Storm
Giant Sand
Original Release: 1987
Howe Gelb is a genius. Why does it seem that so few have noticed?
Maybe they have. Or maybe the 25th-year reissues of the earliest Giant Sand records will change that. But I’m not holding my breath. What I am going to do is revisit the first Gelb/Sand record I ever heard in the hopes it piques some interest.
Let’ s start with a memory trick. I’m pretty good with when things happened so I’d swear to you that Storm was released in 1986. But Gelb himself says it was 1987 and so I defer. My certainty is rooted in where I was–in limbo, basically, between Nassau County and Manhattan. You haven’t experienced cognitive dissonance until you’ve split your time between the place you least want to be and the place you do but can’t possibly afford.
And so, as always, I solaced myself with books and records. The latter were much harder to come by on Long Island despite the proximity to New York. That requires some clarification. There were plenty of places to buy mainstream music. What there was a distinct lack of were the quirky, punky shops, like the one in High Fidelity, offering offbeat choices and 2nd-hand inventory. Long Island can be a particularly insular place and so the absence of such may not have been noted by the masses.
But there were some and I somehow discovered Slipped Disc Records in Valley Stream. Nothing about the store stands out in memory as making it much different from others like it. I just remember standing at the bins, flipping through the inventory. And then this record, Storm, came on.
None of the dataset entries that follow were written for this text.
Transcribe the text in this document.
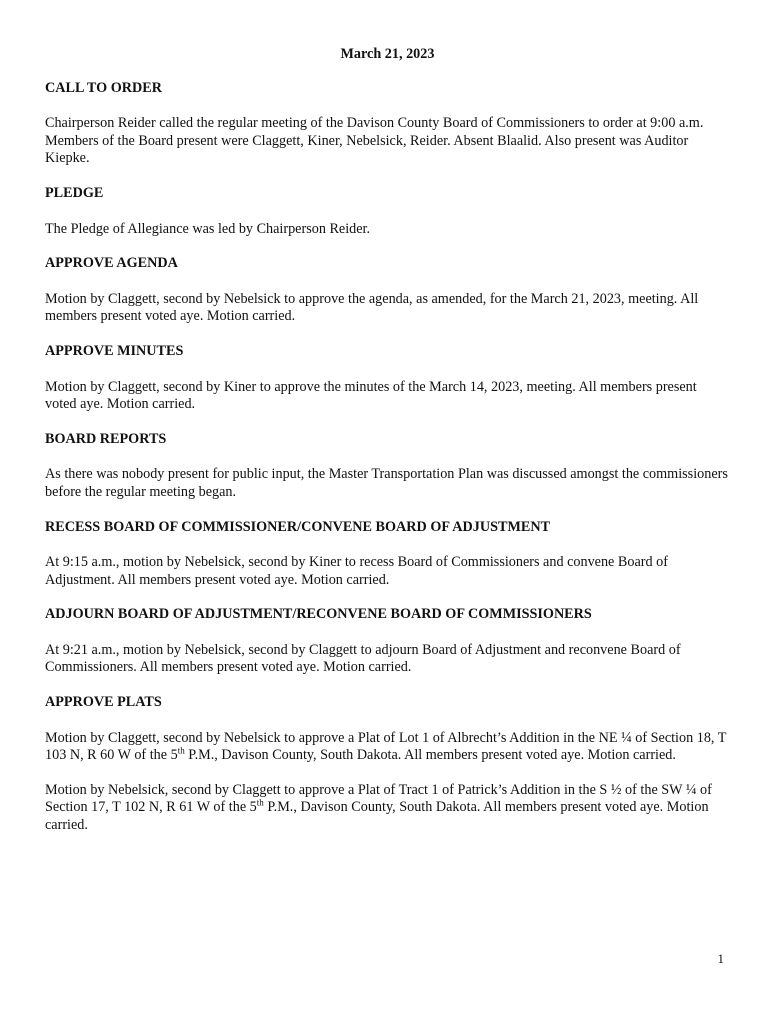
March 21, 2023
CALL TO ORDER
Chairperson Reider called the regular meeting of the Davison County Board of Commissioners to order at 9:00 a.m. Members of the Board present were Claggett, Kiner, Nebelsick, Reider. Absent Blaalid. Also present was Auditor Kiepke.
PLEDGE
The Pledge of Allegiance was led by Chairperson Reider.
APPROVE AGENDA
Motion by Claggett, second by Nebelsick to approve the agenda, as amended, for the March 21, 2023, meeting. All members present voted aye. Motion carried.
APPROVE MINUTES
Motion by Claggett, second by Kiner to approve the minutes of the March 14, 2023, meeting. All members present voted aye. Motion carried.
BOARD REPORTS
As there was nobody present for public input, the Master Transportation Plan was discussed amongst the commissioners before the regular meeting began.
RECESS BOARD OF COMMISSIONER/CONVENE BOARD OF ADJUSTMENT
At 9:15 a.m., motion by Nebelsick, second by Kiner to recess Board of Commissioners and convene Board of Adjustment. All members present voted aye. Motion carried.
ADJOURN BOARD OF ADJUSTMENT/RECONVENE BOARD OF COMMISSIONERS
At 9:21 a.m., motion by Nebelsick, second by Claggett to adjourn Board of Adjustment and reconvene Board of Commissioners. All members present voted aye. Motion carried.
APPROVE PLATS
Motion by Claggett, second by Nebelsick to approve a Plat of Lot 1 of Albrecht’s Addition in the NE ¼ of Section 18, T 103 N, R 60 W of the 5th P.M., Davison County, South Dakota. All members present voted aye. Motion carried.
Motion by Nebelsick, second by Claggett to approve a Plat of Tract 1 of Patrick’s Addition in the S ½ of the SW ¼ of Section 17, T 102 N, R 61 W of the 5th P.M., Davison County, South Dakota. All members present voted aye. Motion carried.
1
I’m always aware of any music that’s playing–never before heard songs that leap out are how I discover new artists. So there I stood and a new record came on. Somewhere during the first tune I became aware of a voice warbling “burns the uneven light of day” (or something damned close) punctuated by a burst of piercing guitar. The next song was musically calmer but lyrically intense: “this is a town/where no town belongs/this is an accident/done deliberately.” By the third number, just a voice and an electric guitar, I was hooked. “Close to the jagged edge” indeed. Thrifty fellow that I was (and am) I didn’t buy the record new that day. I acquired it soon after at one of the joints on St. Mark’s Place with deeper used inventory.
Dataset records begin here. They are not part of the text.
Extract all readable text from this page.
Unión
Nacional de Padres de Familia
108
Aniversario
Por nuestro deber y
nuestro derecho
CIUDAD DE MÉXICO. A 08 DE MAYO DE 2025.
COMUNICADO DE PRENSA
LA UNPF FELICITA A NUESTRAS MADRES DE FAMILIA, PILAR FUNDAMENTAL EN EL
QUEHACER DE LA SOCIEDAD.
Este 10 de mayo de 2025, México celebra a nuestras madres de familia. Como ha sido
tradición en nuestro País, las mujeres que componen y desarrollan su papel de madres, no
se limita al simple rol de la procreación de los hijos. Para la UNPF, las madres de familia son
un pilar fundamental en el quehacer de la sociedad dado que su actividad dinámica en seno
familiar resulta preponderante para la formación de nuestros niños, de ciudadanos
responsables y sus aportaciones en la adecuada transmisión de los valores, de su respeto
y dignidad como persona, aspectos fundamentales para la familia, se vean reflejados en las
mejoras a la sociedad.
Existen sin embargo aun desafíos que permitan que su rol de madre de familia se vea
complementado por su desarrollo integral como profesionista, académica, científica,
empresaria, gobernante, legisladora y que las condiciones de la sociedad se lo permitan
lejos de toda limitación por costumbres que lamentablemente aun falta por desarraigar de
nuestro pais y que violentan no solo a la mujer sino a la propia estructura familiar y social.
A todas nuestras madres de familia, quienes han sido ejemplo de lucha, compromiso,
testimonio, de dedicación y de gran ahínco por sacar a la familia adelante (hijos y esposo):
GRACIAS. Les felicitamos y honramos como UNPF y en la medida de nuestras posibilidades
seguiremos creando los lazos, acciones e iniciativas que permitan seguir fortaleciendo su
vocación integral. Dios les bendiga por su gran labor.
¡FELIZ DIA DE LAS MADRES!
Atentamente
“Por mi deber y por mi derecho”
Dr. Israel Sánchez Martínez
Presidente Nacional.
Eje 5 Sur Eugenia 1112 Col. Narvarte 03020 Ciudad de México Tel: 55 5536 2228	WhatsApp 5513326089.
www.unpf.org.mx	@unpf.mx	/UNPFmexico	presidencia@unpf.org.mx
So why do I say Gelb is a genius? First, exquisite taste. On Storm that’s evidenced by a cover of The Weight. Pure punks will groan but The Band had some great songs and the song is the thing–not the posturing, which punks are well capable of themselves. Some might say this is a left-handed way of making a comparison. Gelb has one of those idiosyncratic voices that, if you like it and are so inclined, you’ll describe as Dylanesque. Or you’ll get rapturous about Leonard Cohen. Back to taste, Giant Sand also covered X‘s “Johnny Hit and Run Pauline” on their album of covers, Cover Magazine, along with Marty Robbins’ El Paso and Sonny and Cher‘s The Beat Goes On.
Second, place. Gelb is as rooted in Arizona as Jonathan Richman is in New England. Too often we hear about the genius from the provinces making his or her pilgrimage to the big city–New York, LA, Nashville. What I’m talking about is different from a scene, like Seattle in the grunge years or Minneapolis in the mid to late 80s. I’m talking about place being integral to the music. Town Where no Town Belongs is Gelb’s New England or did you forget this couplet: “I have seen old Israel’s arid plain/it’s nice, but, so’s Maine.” Rootedness is underrated in my book.
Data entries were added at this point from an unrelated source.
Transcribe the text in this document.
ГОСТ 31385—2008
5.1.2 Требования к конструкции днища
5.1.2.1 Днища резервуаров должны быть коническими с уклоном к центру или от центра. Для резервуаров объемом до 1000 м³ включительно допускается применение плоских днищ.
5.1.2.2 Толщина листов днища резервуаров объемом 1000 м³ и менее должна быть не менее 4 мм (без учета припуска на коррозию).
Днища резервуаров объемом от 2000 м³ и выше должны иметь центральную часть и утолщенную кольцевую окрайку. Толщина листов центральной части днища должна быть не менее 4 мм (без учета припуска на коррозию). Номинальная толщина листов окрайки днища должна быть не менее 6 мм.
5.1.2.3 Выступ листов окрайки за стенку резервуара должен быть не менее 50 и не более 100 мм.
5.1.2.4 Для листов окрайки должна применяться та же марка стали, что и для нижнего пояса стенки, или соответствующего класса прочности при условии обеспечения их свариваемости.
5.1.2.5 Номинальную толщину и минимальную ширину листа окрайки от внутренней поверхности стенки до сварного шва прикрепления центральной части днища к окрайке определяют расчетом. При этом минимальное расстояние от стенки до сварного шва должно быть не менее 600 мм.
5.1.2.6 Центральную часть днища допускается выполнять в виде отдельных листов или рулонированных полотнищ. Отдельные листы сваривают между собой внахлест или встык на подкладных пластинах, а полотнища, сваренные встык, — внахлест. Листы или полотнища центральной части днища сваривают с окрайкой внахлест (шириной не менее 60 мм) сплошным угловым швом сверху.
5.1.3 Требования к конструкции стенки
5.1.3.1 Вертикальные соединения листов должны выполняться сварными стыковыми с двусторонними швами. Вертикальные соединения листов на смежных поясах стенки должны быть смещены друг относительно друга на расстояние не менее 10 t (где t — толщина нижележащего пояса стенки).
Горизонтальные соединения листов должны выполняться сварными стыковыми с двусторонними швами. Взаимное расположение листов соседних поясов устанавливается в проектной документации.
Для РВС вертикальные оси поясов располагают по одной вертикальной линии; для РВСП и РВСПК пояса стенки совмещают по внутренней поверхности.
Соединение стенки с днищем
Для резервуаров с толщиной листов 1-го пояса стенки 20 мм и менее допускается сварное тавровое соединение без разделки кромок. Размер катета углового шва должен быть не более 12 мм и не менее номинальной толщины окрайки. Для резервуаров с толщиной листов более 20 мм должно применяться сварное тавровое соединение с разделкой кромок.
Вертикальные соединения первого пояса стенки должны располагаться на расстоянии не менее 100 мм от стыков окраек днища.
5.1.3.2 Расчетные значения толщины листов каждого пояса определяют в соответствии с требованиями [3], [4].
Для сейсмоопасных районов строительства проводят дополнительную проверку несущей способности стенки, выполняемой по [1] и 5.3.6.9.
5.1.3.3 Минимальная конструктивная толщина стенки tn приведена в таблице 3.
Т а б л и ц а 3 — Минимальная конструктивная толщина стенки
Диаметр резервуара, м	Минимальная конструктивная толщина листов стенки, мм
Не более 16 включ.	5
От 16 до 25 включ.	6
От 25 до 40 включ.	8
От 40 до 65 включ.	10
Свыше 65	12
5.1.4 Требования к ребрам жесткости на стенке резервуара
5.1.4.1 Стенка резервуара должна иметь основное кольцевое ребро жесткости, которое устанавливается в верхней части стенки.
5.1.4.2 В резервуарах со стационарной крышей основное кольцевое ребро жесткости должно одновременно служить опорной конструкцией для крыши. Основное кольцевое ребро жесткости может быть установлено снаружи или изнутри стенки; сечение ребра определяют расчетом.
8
Third, Gelb’s been brave enough to assemble a band that just spewed forth talent. Modern Lovers fans will know that the original line-up of Jonathan’s band included David Robinson who joined The Cars and Jerry Harrison later of Talking Heads. Giant Sand’s original rhythm section started Calexico as a side project (it later grew too big to be such). And everyone with bona fides plays with Gelb: Nekko Case, Vic Chestnutt, PJ Harvey.
Get your ears on Storm or any other Giant Sand record. It’s worth the highest accolade I ever bestow: great stuff.